Good morning, Quartz readers!
What to watch for today
Shoppers take advantage of Boxing Day sales. Over 50% of UK shoppers are expected to spend more on Dec. 26 than they did on Black Friday this year. Boxing Day is also “celebrated” as a shopping holiday in Canada, Australia, and New Zealand.
Liberia holds its presidential run-off election. Voters must choose between current VP Joseph Boakai or senator George Weah, a former soccer star who began his career in politics with a presidential bid in 2005. Boakai has served as vice president for 12 years.
Kwanzaa begins. The weeklong celebration of African culture kicks off Tuesday with the lighting of the Kinara to mark the first of seven principles: umoja, or unity. An estimated 30 million people celebrate Kwanzaa each year in the US and other nations of the African diaspora in North and South America.
Over the holiday weekend
World leaders delivered their annual Christmas messages. Pope Francis compared the challenges Joseph and Mary faced on their journey to Bethlehem to the risks migrants face today. Queen Elizabeth’s address praised survivors of the Manchester and London terrorist attacks for their “extraordinary bravery and resilience.” In the US, lawmakers followed a day of political antagonism with one full of positivity.
North Korea fought back against UN sanctions. On Friday, the UN security council unanimously approved sanctions to expel thousands of North Koreans working abroad, and to block fuel imports and tighten shipping restrictions to the country. Calling the UN’s actions an “act of war,” North Korea on Sunday threatened all 15 security council members (paywall) with military action.
Typhoon Tembin killed at least 230 in the Philippines. An additional 160 people are missing after the storm triggered landslides across the southern region. Tembin, which is bound for Vietnam, has weakened to a tropical storm, but nonetheless prompted the country to evacuate over 70,000 residents.
Russia barred Alexei Navalny from running for president. One day after accepting the opposition party leader’s candidacy nomination, the Central Election Commission voted unanimously to reject Navalny’s election paperwork, citing his criminal record. Navalny had a 2014 fraud conviction overturned last year but was found guilty in a retrial, sparking criticism from human rights groups.
Bitcoin continued to tumble. The cryptocurrency closed at $13,850 on Monday—a 2.7% drop from Friday’s closing value, though still up from its low point that day, $11,000. Bitcoin’s volatility has caused three exchanges to suspend trading.
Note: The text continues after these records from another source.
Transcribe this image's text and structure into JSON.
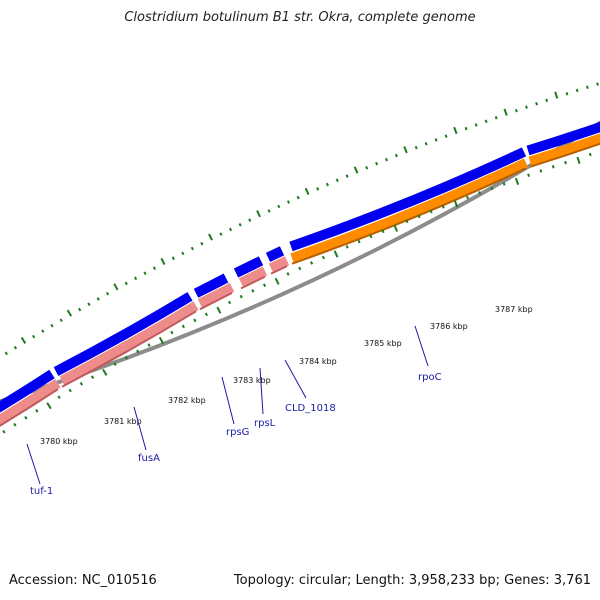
{
  "title": "Clostridium botulinum B1 str. Okra, complete genome",
  "footer": {
    "accession": "Accession: NC_010516",
    "summary": "Topology: circular; Length: 3,958,233 bp; Genes: 3,761"
  },
  "colors": {
    "backbone": "#8c8c8c",
    "cds_forward": "#0000ee",
    "gene_pink": "#ee8c8c",
    "gene_orange": "#ff8c00",
    "gc_skew": "#1e7b1e",
    "label": "#1a1aa6"
  },
  "scale": {
    "unit": "kbp",
    "ticks": [
      {
        "label": "3780 kbp"
      },
      {
        "label": "3781 kbp"
      },
      {
        "label": "3782 kbp"
      },
      {
        "label": "3783 kbp"
      },
      {
        "label": "3784 kbp"
      },
      {
        "label": "3785 kbp"
      },
      {
        "label": "3786 kbp"
      },
      {
        "label": "3787 kbp"
      }
    ]
  },
  "genes": [
    {
      "name": "tuf-1"
    },
    {
      "name": "fusA"
    },
    {
      "name": "rpsG"
    },
    {
      "name": "rpsL"
    },
    {
      "name": "CLD_1018"
    },
    {
      "name": "rpoC"
    }
  ]
}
Quartz obsession interlude
Elijah Wolfson on the implications of Elon Musk’s record-setting battery in Australia passing its first real-world tests. “Almost all grids have a backup power source contracted to sit dormant during periods of low-energy need, and kick into gear when needed. In most cases, these backups are fossil-fuel ‘peaking power plants’—fossil fuels remain the most reliable way to provide energy in emergencies. The success of Tesla’s battery system, which is charged by wind power, could be seen as a proof-of-concept that a renewable-plus-battery-storage system could replace the need for backup fossil-fuel plants.” Read more here.
Matters of debate
There’s a right and wrong way to re-gift unwanted Christmas presents. You can stop holding on to things you don’t want out of guilt—as long as you follow a few etiquette rules.
Smartphones can be a force for good during family time. Bonding over screen time may help teens and senior adults connect.
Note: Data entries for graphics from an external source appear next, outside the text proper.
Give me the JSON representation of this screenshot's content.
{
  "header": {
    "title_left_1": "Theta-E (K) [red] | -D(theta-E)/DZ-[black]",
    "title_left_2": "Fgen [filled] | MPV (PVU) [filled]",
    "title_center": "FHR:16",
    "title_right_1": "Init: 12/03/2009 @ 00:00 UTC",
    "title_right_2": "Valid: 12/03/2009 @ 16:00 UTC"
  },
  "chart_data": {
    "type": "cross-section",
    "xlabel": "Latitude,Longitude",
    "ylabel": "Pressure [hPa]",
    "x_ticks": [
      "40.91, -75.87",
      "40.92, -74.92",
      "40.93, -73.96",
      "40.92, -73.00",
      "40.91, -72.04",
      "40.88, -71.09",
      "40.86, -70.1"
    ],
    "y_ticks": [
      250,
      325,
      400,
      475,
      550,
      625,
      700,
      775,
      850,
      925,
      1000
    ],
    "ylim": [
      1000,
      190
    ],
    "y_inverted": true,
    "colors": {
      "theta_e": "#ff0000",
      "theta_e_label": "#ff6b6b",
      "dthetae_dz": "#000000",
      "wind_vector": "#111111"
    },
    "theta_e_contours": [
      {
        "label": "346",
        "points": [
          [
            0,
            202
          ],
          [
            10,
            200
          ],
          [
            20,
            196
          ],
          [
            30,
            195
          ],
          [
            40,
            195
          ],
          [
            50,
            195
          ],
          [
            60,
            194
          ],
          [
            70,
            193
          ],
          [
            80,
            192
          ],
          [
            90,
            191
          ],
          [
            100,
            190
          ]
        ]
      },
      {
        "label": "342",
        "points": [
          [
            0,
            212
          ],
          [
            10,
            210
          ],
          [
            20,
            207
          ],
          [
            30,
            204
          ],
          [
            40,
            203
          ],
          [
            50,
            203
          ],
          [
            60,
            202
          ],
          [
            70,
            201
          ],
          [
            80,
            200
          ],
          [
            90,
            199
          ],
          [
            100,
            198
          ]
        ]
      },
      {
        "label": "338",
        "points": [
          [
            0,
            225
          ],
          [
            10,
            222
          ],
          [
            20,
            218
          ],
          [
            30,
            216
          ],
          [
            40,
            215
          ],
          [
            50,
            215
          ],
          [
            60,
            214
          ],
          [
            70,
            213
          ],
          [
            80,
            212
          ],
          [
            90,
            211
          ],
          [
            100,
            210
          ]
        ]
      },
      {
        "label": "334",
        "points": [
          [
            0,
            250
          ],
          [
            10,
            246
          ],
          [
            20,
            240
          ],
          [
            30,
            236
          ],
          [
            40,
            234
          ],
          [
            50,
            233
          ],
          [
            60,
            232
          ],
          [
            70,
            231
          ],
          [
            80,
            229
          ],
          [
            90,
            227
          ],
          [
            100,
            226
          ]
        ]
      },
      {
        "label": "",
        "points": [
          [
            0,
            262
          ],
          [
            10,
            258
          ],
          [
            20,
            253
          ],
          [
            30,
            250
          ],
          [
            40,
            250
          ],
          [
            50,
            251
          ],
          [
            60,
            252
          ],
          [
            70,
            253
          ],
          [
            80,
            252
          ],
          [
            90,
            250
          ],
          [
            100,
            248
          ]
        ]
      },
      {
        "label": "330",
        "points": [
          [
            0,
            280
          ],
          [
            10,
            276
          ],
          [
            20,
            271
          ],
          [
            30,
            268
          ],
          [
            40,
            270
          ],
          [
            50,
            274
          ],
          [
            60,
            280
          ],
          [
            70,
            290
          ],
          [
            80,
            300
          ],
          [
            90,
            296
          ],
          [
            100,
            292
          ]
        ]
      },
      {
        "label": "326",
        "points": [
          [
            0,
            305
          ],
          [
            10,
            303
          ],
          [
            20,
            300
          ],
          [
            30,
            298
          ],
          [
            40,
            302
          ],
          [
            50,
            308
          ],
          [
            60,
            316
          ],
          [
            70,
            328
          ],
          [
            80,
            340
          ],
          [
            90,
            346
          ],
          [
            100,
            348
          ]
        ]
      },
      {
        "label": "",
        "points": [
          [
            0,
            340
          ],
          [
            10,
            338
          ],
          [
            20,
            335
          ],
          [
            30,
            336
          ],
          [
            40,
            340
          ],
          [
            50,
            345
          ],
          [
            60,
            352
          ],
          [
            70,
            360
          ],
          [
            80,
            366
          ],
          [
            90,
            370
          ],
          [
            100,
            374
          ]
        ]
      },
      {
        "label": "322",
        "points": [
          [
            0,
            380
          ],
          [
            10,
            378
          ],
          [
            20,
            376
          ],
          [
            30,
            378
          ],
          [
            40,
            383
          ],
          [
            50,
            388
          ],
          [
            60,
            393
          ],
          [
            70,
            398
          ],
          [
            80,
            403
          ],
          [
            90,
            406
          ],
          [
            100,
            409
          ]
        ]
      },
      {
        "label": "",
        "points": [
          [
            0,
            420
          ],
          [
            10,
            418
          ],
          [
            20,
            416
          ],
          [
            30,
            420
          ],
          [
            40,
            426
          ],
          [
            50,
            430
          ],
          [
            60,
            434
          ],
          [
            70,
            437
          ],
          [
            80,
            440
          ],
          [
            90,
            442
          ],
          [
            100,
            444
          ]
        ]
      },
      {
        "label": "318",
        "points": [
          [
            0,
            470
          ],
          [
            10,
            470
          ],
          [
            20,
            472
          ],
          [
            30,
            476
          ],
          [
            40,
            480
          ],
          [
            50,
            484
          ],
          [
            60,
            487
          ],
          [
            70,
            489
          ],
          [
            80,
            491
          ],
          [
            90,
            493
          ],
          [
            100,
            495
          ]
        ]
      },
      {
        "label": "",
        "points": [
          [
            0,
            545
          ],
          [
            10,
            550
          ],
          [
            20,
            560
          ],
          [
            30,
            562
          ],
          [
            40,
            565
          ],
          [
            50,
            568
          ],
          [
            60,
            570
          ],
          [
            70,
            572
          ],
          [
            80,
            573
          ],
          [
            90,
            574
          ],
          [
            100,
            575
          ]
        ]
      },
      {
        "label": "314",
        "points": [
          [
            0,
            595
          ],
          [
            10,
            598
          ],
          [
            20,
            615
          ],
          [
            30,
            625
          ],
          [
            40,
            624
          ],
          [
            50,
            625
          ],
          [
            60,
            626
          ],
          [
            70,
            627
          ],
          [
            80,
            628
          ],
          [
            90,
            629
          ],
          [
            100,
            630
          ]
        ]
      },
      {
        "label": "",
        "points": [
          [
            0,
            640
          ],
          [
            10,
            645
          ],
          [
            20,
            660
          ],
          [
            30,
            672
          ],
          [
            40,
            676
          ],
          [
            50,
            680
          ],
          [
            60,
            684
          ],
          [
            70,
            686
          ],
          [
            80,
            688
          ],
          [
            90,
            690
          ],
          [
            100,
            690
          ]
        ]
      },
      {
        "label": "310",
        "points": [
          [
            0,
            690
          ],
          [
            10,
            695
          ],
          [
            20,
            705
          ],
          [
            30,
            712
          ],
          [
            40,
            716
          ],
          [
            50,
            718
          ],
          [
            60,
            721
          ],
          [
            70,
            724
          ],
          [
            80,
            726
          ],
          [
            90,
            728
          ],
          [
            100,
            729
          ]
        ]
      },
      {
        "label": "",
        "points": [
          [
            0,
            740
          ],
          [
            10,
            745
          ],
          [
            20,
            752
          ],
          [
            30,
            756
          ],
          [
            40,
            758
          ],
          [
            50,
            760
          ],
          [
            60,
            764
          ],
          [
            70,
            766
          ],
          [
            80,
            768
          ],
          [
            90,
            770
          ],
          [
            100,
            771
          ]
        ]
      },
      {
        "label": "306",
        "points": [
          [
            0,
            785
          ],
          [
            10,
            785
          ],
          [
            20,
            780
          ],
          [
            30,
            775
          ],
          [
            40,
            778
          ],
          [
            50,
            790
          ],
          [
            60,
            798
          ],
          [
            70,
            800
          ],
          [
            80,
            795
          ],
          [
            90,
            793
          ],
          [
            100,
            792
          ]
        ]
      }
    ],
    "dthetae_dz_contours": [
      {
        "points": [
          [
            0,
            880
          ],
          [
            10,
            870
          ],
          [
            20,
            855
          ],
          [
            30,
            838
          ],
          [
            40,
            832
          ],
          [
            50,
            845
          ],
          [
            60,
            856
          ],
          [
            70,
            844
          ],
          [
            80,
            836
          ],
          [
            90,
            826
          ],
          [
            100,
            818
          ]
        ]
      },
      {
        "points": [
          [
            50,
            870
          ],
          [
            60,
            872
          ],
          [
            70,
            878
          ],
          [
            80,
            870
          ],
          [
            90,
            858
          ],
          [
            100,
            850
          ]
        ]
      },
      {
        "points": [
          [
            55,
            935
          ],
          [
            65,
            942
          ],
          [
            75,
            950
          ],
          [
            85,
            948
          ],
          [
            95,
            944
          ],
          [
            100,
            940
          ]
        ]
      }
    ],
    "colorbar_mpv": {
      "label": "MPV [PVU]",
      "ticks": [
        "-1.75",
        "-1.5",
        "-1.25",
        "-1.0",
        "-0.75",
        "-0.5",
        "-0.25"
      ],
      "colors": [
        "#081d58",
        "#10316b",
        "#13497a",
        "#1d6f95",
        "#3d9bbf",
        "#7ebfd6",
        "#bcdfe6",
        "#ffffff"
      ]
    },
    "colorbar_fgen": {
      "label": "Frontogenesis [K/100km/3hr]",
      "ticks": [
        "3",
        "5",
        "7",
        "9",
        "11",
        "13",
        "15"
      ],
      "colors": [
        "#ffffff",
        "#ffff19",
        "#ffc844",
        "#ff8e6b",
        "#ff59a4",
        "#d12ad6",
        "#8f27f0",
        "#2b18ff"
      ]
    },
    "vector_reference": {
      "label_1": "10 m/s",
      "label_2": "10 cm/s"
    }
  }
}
Video games overdosing is a mental health disorder. New Scientist reports (paywall) that the World Health Organization plans to include “gaming disorder” in its disease diagnostic manual in 2018.
You can buy a 99-can case of beer in Canada. If you were planning on taking a trip to Quebec, now’s the time, because this édition limitée of Pabst Blue Ribbon won’t be around forever.
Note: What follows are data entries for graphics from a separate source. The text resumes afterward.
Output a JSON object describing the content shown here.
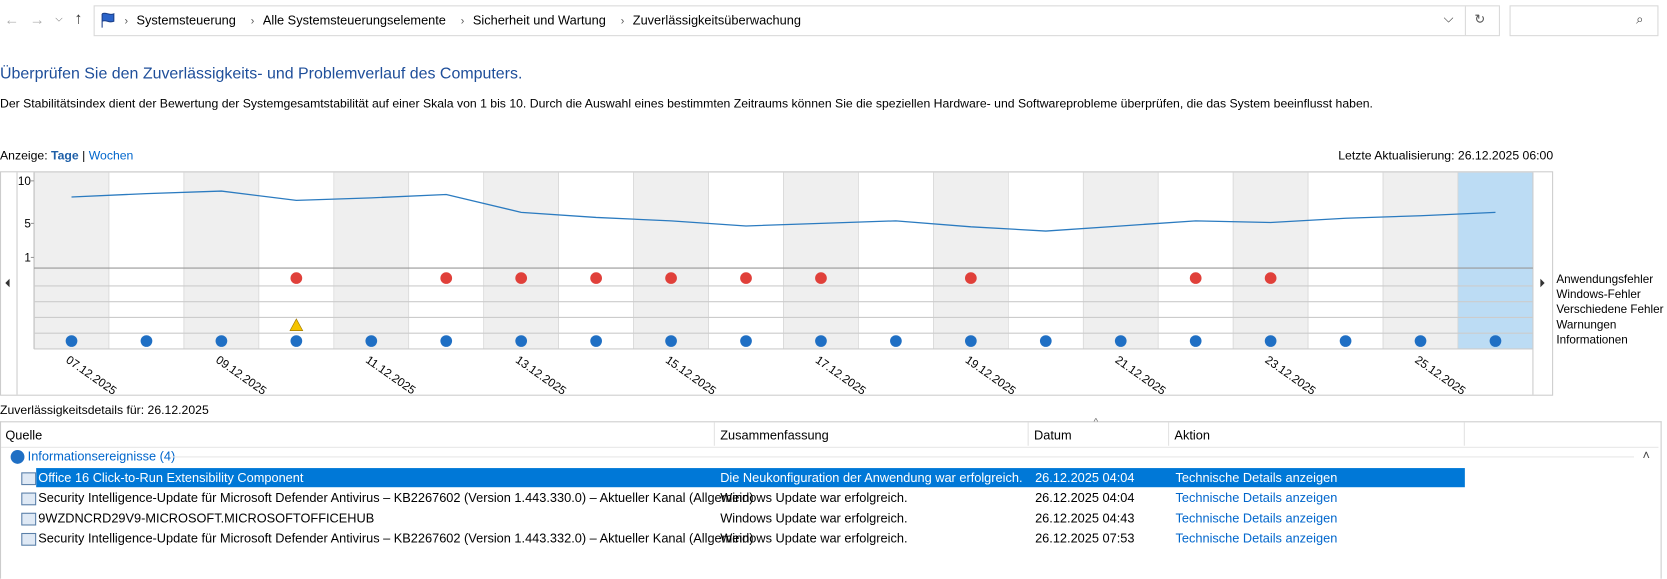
{
  "breadcrumb": [
    "Systemsteuerung",
    "Alle Systemsteuerungselemente",
    "Sicherheit und Wartung",
    "Zuverlässigkeitsüberwachung"
  ],
  "heading": "Überprüfen Sie den Zuverlässigkeits- und Problemverlauf des Computers.",
  "description": "Der Stabilitätsindex dient der Bewertung der Systemgesamtstabilität auf einer Skala von 1 bis 10. Durch die Auswahl eines bestimmten Zeitraums können Sie die speziellen Hardware- und Softwareprobleme überprüfen, die das System beeinflusst haben.",
  "view": {
    "label": "Anzeige:",
    "options": [
      "Tage",
      "|",
      "Wochen"
    ]
  },
  "last_update": "Letzte Aktualisierung: 26.12.2025 06:00",
  "chart_data": {
    "type": "line",
    "color": "#2b7bc0",
    "categories": [
      "07.12.2025",
      null,
      "09.12.2025",
      null,
      "11.12.2025",
      null,
      "13.12.2025",
      null,
      "15.12.2025",
      null,
      "17.12.2025",
      null,
      "19.12.2025",
      null,
      "21.12.2025",
      null,
      "23.12.2025",
      null,
      "25.12.2025",
      null
    ],
    "values": [
      8.1,
      8.5,
      8.8,
      7.7,
      8.0,
      8.4,
      6.3,
      5.7,
      5.3,
      4.7,
      5.0,
      5.3,
      4.6,
      4.1,
      4.7,
      5.3,
      5.1,
      5.6,
      5.9,
      6.3
    ],
    "ylim": [
      0,
      11
    ],
    "yticks": [
      1,
      5,
      10
    ],
    "selected": 19,
    "event_rows": [
      {
        "name": "Anwendungsfehler",
        "kind": "error",
        "days": [
          3,
          5,
          6,
          7,
          8,
          9,
          10,
          12,
          15,
          16
        ]
      },
      {
        "name": "Windows-Fehler",
        "kind": "error",
        "days": []
      },
      {
        "name": "Verschiedene Fehler",
        "kind": "error",
        "days": []
      },
      {
        "name": "Warnungen",
        "kind": "warning",
        "days": [
          3
        ]
      },
      {
        "name": "Informationen",
        "kind": "info",
        "days": [
          0,
          1,
          2,
          3,
          4,
          5,
          6,
          7,
          8,
          9,
          10,
          11,
          12,
          13,
          14,
          15,
          16,
          17,
          18,
          19
        ]
      }
    ]
  },
  "details": {
    "title": "Zuverlässigkeitsdetails für: 26.12.2025",
    "columns": [
      "Quelle",
      "Zusammenfassung",
      "Datum",
      "Aktion"
    ],
    "group": "Informationsereignisse (4)",
    "rows": [
      [
        "Office 16 Click-to-Run Extensibility Component",
        "Die Neukonfiguration der Anwendung war erfolgreich.",
        "26.12.2025 04:04",
        "Technische Details anzeigen"
      ],
      [
        "Security Intelligence-Update für Microsoft Defender Antivirus – KB2267602 (Version 1.443.330.0) – Aktueller Kanal (Allgemein)",
        "Windows Update war erfolgreich.",
        "26.12.2025 04:04",
        "Technische Details anzeigen"
      ],
      [
        "9WZDNCRD29V9-MICROSOFT.MICROSOFTOFFICEHUB",
        "Windows Update war erfolgreich.",
        "26.12.2025 04:43",
        "Technische Details anzeigen"
      ],
      [
        "Security Intelligence-Update für Microsoft Defender Antivirus – KB2267602 (Version 1.443.332.0) – Aktueller Kanal (Allgemein)",
        "Windows Update war erfolgreich.",
        "26.12.2025 07:53",
        "Technische Details anzeigen"
      ]
    ]
  }
}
Ben Franklin invented the blinded study and discovered the nocebo effect. His 18th-century trick for identifying pseudoscience still works today.
Europe’s economy had its best year in a decade. Fallout from Brexit, election drama, and Italy’s oldest bank failing didn’t get in the way of 2017’s #euroboom.
Most people lean right when they kiss. New research from around the globe shows it’s an innate human tendency, and not something learned from movies.
Toshiba created a radiation-shielded selfie to investigate Fukushima. A camera attached to a 13 meter telescoping selfie stick will examine damage in a melted nuclear reactor core.